Il convient de saluer la mise en place prévue d’un mécanisme indépendant chargé de contrôler la mise en œuvre de la Convention des Nations Unies relative aux droits des personnes handicapées (CDPH) par l’Institution suisse des droits humains (ISDH). En outre, la loi devrait s’appliquer à l’ensemble des personnes en situations de handicap, et non plus uniquement à celles qui perçoivent des prestations de l’assurance-invalidité (AI). Il est également réjouissant que le Conseil fédéral prévoie une stratégie commune de la Confédération et des cantons ainsi qu’un plan d’action impliquant les personnes concernées et leurs organisations.
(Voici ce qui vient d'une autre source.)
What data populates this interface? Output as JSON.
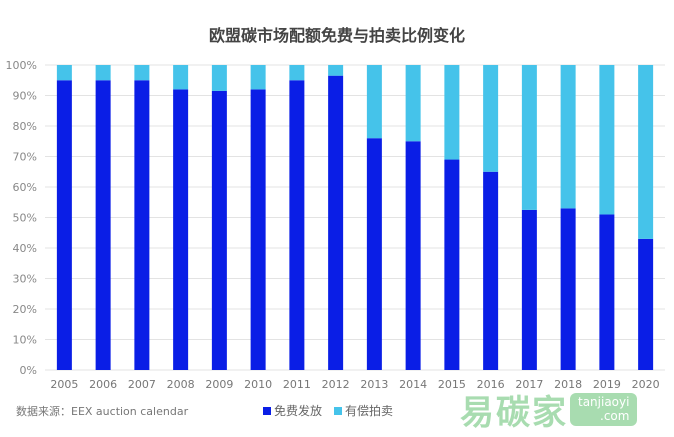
{
  "chart_data": {
    "type": "bar",
    "stacked": true,
    "title": "欧盟碳市场配额免费与拍卖比例变化",
    "categories": [
      "2005",
      "2006",
      "2007",
      "2008",
      "2009",
      "2010",
      "2011",
      "2012",
      "2013",
      "2014",
      "2015",
      "2016",
      "2017",
      "2018",
      "2019",
      "2020"
    ],
    "series": [
      {
        "name": "免费发放",
        "color": "#0a1ee6",
        "values": [
          95,
          95,
          95,
          92,
          91.5,
          92,
          95,
          96.5,
          76,
          75,
          69,
          65,
          52.5,
          53,
          51,
          43
        ]
      },
      {
        "name": "有偿拍卖",
        "color": "#45c3ea",
        "values": [
          5,
          5,
          5,
          8,
          8.5,
          8,
          5,
          3.5,
          24,
          25,
          31,
          35,
          47.5,
          47,
          49,
          57
        ]
      }
    ],
    "yticks": [
      "0%",
      "10%",
      "20%",
      "30%",
      "40%",
      "50%",
      "60%",
      "70%",
      "80%",
      "90%",
      "100%"
    ],
    "ylim": [
      0,
      100
    ],
    "grid": true,
    "legend": "bottom"
  },
  "source": "数据来源：EEX auction calendar",
  "watermark": {
    "logo": "易碳家",
    "site": "tanjiaoyi .com"
  }
}
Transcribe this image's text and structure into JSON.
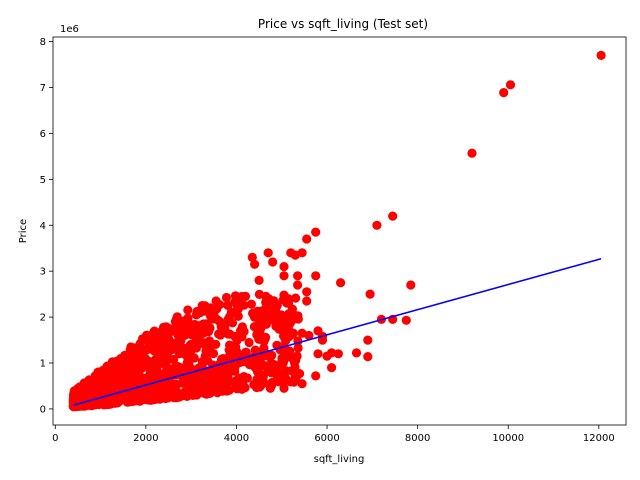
{
  "chart_data": {
    "type": "scatter",
    "title": "Price vs sqft_living (Test set)",
    "xlabel": "sqft_living",
    "ylabel": "Price",
    "y_offset_label": "1e6",
    "xlim": [
      -50,
      12600
    ],
    "ylim": [
      -0.35,
      8.1
    ],
    "xticks": [
      0,
      2000,
      4000,
      6000,
      8000,
      10000,
      12000
    ],
    "yticks": [
      0,
      1,
      2,
      3,
      4,
      5,
      6,
      7,
      8
    ],
    "grid": false,
    "point_color": "#ff0000",
    "line_color": "#0000ff",
    "regression_line": {
      "x": [
        390,
        12050
      ],
      "y": [
        0.08,
        3.27
      ]
    },
    "outliers": [
      [
        12050,
        7.7
      ],
      [
        10050,
        7.06
      ],
      [
        9900,
        6.89
      ],
      [
        9200,
        5.57
      ],
      [
        7450,
        4.2
      ],
      [
        7100,
        4.0
      ],
      [
        5750,
        3.85
      ],
      [
        5550,
        3.7
      ],
      [
        4700,
        3.4
      ],
      [
        5200,
        3.4
      ],
      [
        5450,
        3.4
      ],
      [
        4350,
        3.3
      ],
      [
        5050,
        3.1
      ],
      [
        4800,
        3.2
      ],
      [
        5300,
        3.35
      ],
      [
        6300,
        2.75
      ],
      [
        7850,
        2.7
      ],
      [
        6950,
        2.5
      ],
      [
        5750,
        2.9
      ],
      [
        5050,
        2.9
      ],
      [
        5350,
        2.9
      ],
      [
        4650,
        2.45
      ],
      [
        5550,
        2.55
      ],
      [
        5550,
        2.35
      ],
      [
        7200,
        1.95
      ],
      [
        7450,
        1.95
      ],
      [
        7750,
        1.93
      ],
      [
        6900,
        1.5
      ],
      [
        6900,
        1.14
      ],
      [
        6650,
        1.22
      ],
      [
        6100,
        1.22
      ],
      [
        6250,
        1.2
      ],
      [
        6000,
        1.15
      ],
      [
        5800,
        1.2
      ],
      [
        6100,
        0.9
      ],
      [
        5750,
        0.72
      ],
      [
        5450,
        0.55
      ],
      [
        5050,
        0.45
      ],
      [
        4750,
        0.45
      ],
      [
        5000,
        0.62
      ],
      [
        5250,
        0.6
      ],
      [
        5600,
        1.6
      ],
      [
        5900,
        1.5
      ],
      [
        5900,
        1.58
      ],
      [
        5800,
        1.7
      ],
      [
        5450,
        1.65
      ],
      [
        5000,
        1.72
      ],
      [
        5150,
        2.3
      ],
      [
        5050,
        2.48
      ],
      [
        4500,
        2.8
      ],
      [
        4900,
        2.25
      ],
      [
        4600,
        2.15
      ],
      [
        5350,
        2.7
      ],
      [
        4200,
        2.45
      ],
      [
        4050,
        2.28
      ],
      [
        4400,
        3.15
      ]
    ],
    "cloud": {
      "n": 1150,
      "x_range": [
        400,
        5400
      ],
      "bands": [
        {
          "x": 400,
          "y_min": 0.05,
          "y_max": 0.38
        },
        {
          "x": 1000,
          "y_min": 0.08,
          "y_max": 0.85
        },
        {
          "x": 2000,
          "y_min": 0.18,
          "y_max": 1.6
        },
        {
          "x": 3000,
          "y_min": 0.28,
          "y_max": 2.2
        },
        {
          "x": 4000,
          "y_min": 0.4,
          "y_max": 2.5
        },
        {
          "x": 5400,
          "y_min": 0.6,
          "y_max": 2.5
        }
      ]
    }
  }
}
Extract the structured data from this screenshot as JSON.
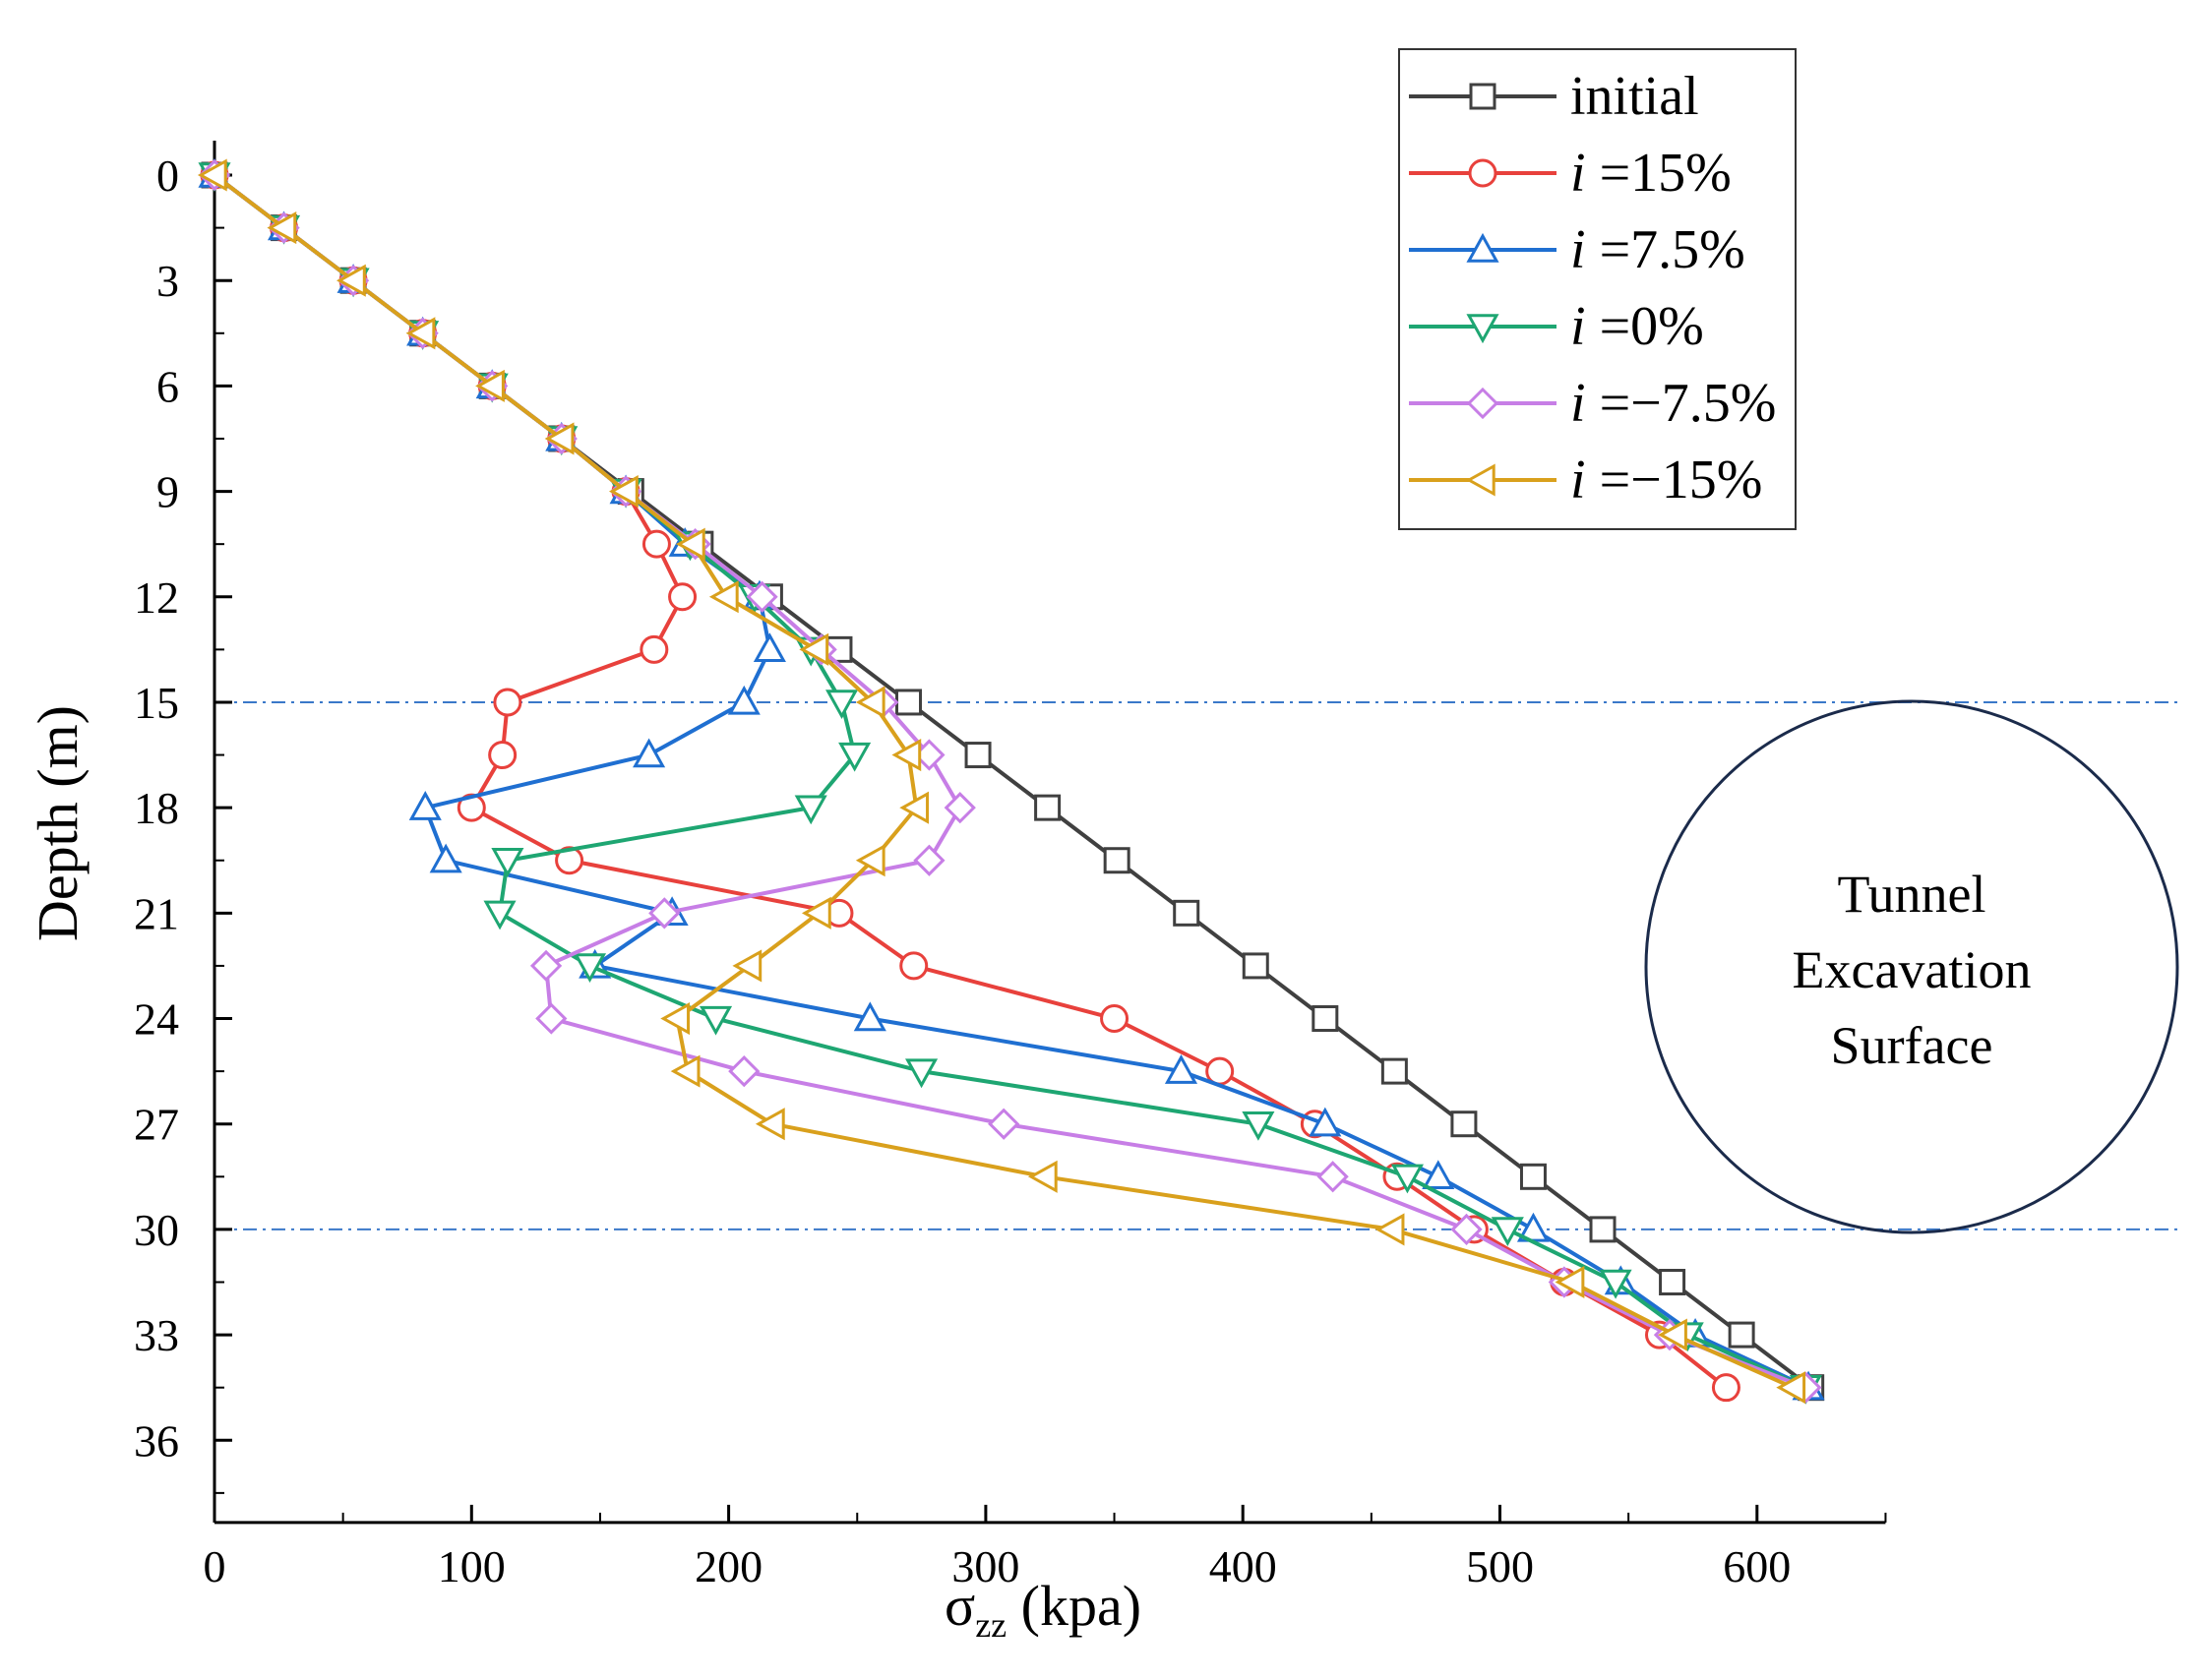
{
  "chart_data": {
    "type": "line",
    "xlabel_main": "σ",
    "xlabel_sub": "zz",
    "xlabel_unit": " (kpa)",
    "ylabel": "Depth (m)",
    "xlim": [
      0,
      650
    ],
    "ylim": [
      0,
      37.5
    ],
    "y_inverted": true,
    "xticks": [
      0,
      100,
      200,
      300,
      400,
      500,
      600
    ],
    "yticks": [
      0,
      3,
      6,
      9,
      12,
      15,
      18,
      21,
      24,
      27,
      30,
      33,
      36
    ],
    "grid": false,
    "reference_lines": [
      15,
      30
    ],
    "reference_line_color": "#3a78c9",
    "annotation": [
      "Tunnel",
      "Excavation",
      "Surface"
    ],
    "legend_position": "top-right",
    "series": [
      {
        "name": "initial",
        "prefix": "",
        "label": "initial",
        "color": "#404040",
        "marker": "square",
        "x": [
          0,
          27,
          54,
          81,
          108,
          135,
          162,
          189,
          216,
          243,
          270,
          297,
          324,
          351,
          378,
          405,
          432,
          459,
          486,
          513,
          540,
          567,
          594,
          621
        ],
        "y": [
          0,
          1.5,
          3,
          4.5,
          6,
          7.5,
          9,
          10.5,
          12,
          13.5,
          15,
          16.5,
          18,
          19.5,
          21,
          22.5,
          24,
          25.5,
          27,
          28.5,
          30,
          31.5,
          33,
          34.5
        ]
      },
      {
        "name": "i =15%",
        "prefix": "i",
        "label": " =15%",
        "color": "#e8413c",
        "marker": "circle",
        "x": [
          0,
          27,
          54,
          81,
          108,
          135,
          160,
          172,
          182,
          171,
          114,
          112,
          100,
          138,
          243,
          272,
          350,
          391,
          428,
          460,
          490,
          525,
          562,
          588
        ],
        "y": [
          0,
          1.5,
          3,
          4.5,
          6,
          7.5,
          9,
          10.5,
          12,
          13.5,
          15,
          16.5,
          18,
          19.5,
          21,
          22.5,
          24,
          25.5,
          27,
          28.5,
          30,
          31.5,
          33,
          34.5
        ]
      },
      {
        "name": "i =7.5%",
        "prefix": "i",
        "label": " =7.5%",
        "color": "#1f6fd1",
        "marker": "triangle-up",
        "x": [
          0,
          27,
          54,
          81,
          108,
          135,
          160,
          183,
          212,
          216,
          206,
          169,
          82,
          90,
          178,
          148,
          255,
          376,
          432,
          476,
          513,
          547,
          576,
          620
        ],
        "y": [
          0,
          1.5,
          3,
          4.5,
          6,
          7.5,
          9,
          10.5,
          12,
          13.5,
          15,
          16.5,
          18,
          19.5,
          21,
          22.5,
          24,
          25.5,
          27,
          28.5,
          30,
          31.5,
          33,
          34.5
        ]
      },
      {
        "name": "i =0%",
        "prefix": "i",
        "label": " =0%",
        "color": "#1ea672",
        "marker": "triangle-down",
        "x": [
          0,
          27,
          54,
          81,
          108,
          135,
          160,
          185,
          210,
          232,
          244,
          249,
          232,
          114,
          111,
          146,
          195,
          275,
          406,
          464,
          503,
          545,
          573,
          619
        ],
        "y": [
          0,
          1.5,
          3,
          4.5,
          6,
          7.5,
          9,
          10.5,
          12,
          13.5,
          15,
          16.5,
          18,
          19.5,
          21,
          22.5,
          24,
          25.5,
          27,
          28.5,
          30,
          31.5,
          33,
          34.5
        ]
      },
      {
        "name": "i =-7.5%",
        "prefix": "i",
        "label": " =−7.5%",
        "color": "#c77ee6",
        "marker": "diamond",
        "x": [
          0,
          27,
          54,
          81,
          108,
          135,
          160,
          187,
          213,
          236,
          260,
          278,
          290,
          278,
          175,
          129,
          131,
          206,
          307,
          435,
          487,
          525,
          566,
          619
        ],
        "y": [
          0,
          1.5,
          3,
          4.5,
          6,
          7.5,
          9,
          10.5,
          12,
          13.5,
          15,
          16.5,
          18,
          19.5,
          21,
          22.5,
          24,
          25.5,
          27,
          28.5,
          30,
          31.5,
          33,
          34.5
        ]
      },
      {
        "name": "i =-15%",
        "prefix": "i",
        "label": " =−15%",
        "color": "#d9a01c",
        "marker": "triangle-left",
        "x": [
          0,
          27,
          54,
          81,
          108,
          135,
          160,
          186,
          199,
          234,
          256,
          270,
          273,
          256,
          235,
          208,
          180,
          184,
          217,
          323,
          458,
          528,
          568,
          614
        ],
        "y": [
          0,
          1.5,
          3,
          4.5,
          6,
          7.5,
          9,
          10.5,
          12,
          13.5,
          15,
          16.5,
          18,
          19.5,
          21,
          22.5,
          24,
          25.5,
          27,
          28.5,
          30,
          31.5,
          33,
          34.5
        ]
      }
    ]
  }
}
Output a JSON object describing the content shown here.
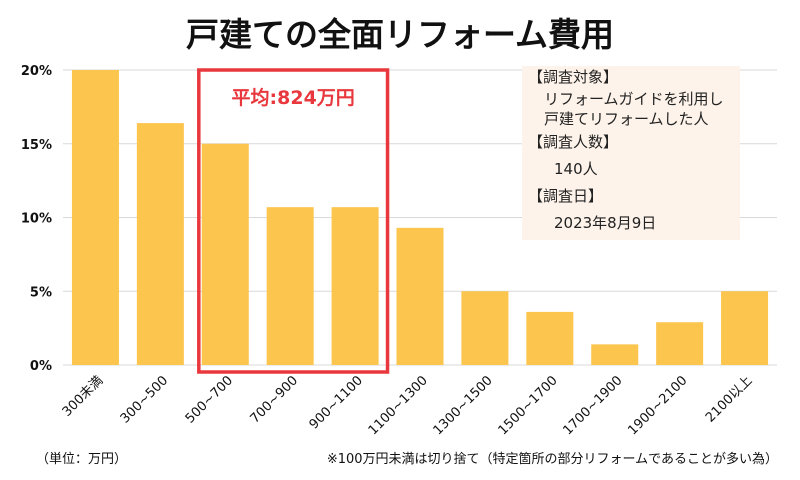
{
  "chart_data": {
    "type": "bar",
    "title": "戸建ての全面リフォーム費用",
    "categories": [
      "300未満",
      "300~500",
      "500~700",
      "700~900",
      "900~1100",
      "1100~1300",
      "1300~1500",
      "1500~1700",
      "1700~1900",
      "1900~2100",
      "2100以上"
    ],
    "values": [
      20.0,
      16.4,
      15.0,
      10.7,
      10.7,
      9.3,
      5.0,
      3.6,
      1.4,
      2.9,
      5.0
    ],
    "ylim": [
      0,
      20
    ],
    "yticks": [
      "0%",
      "5%",
      "10%",
      "15%",
      "20%"
    ],
    "ytick_values": [
      0,
      5,
      10,
      15,
      20
    ],
    "grid": true,
    "bar_color": "#fcc54e",
    "highlight": {
      "label": "平均:824万円",
      "categories": [
        "500~700",
        "700~900",
        "900~1100"
      ],
      "color": "#e8383d"
    }
  },
  "info_box": {
    "lines": [
      "【調査対象】",
      "リフォームガイドを利用し",
      "戸建てリフォームした人",
      "【調査人数】",
      "140人",
      "【調査日】",
      "2023年8月9日"
    ]
  },
  "footer": {
    "unit": "（単位：万円）",
    "note": "※100万円未満は切り捨て（特定箇所の部分リフォームであることが多い為）"
  }
}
Globalement, le contre-projet révisé demeure trop peu contraignant et n’aborde que marginalement des domaines importants tels que le travail et la formation. Des améliorations significatives sont nécessaires au Parlement pour réellement améliorer les conditions de vie des personnes en situations de handicap. Même après sa révision, il reste clairement en deçà des revendications centrales de l’initiative. Dans sa version actuelle, le contre-projet ne constitue pas une alternative à l’initiative pour l’inclusion.
L’initiative et son contre-projet vont désormais être soumis au Parlement.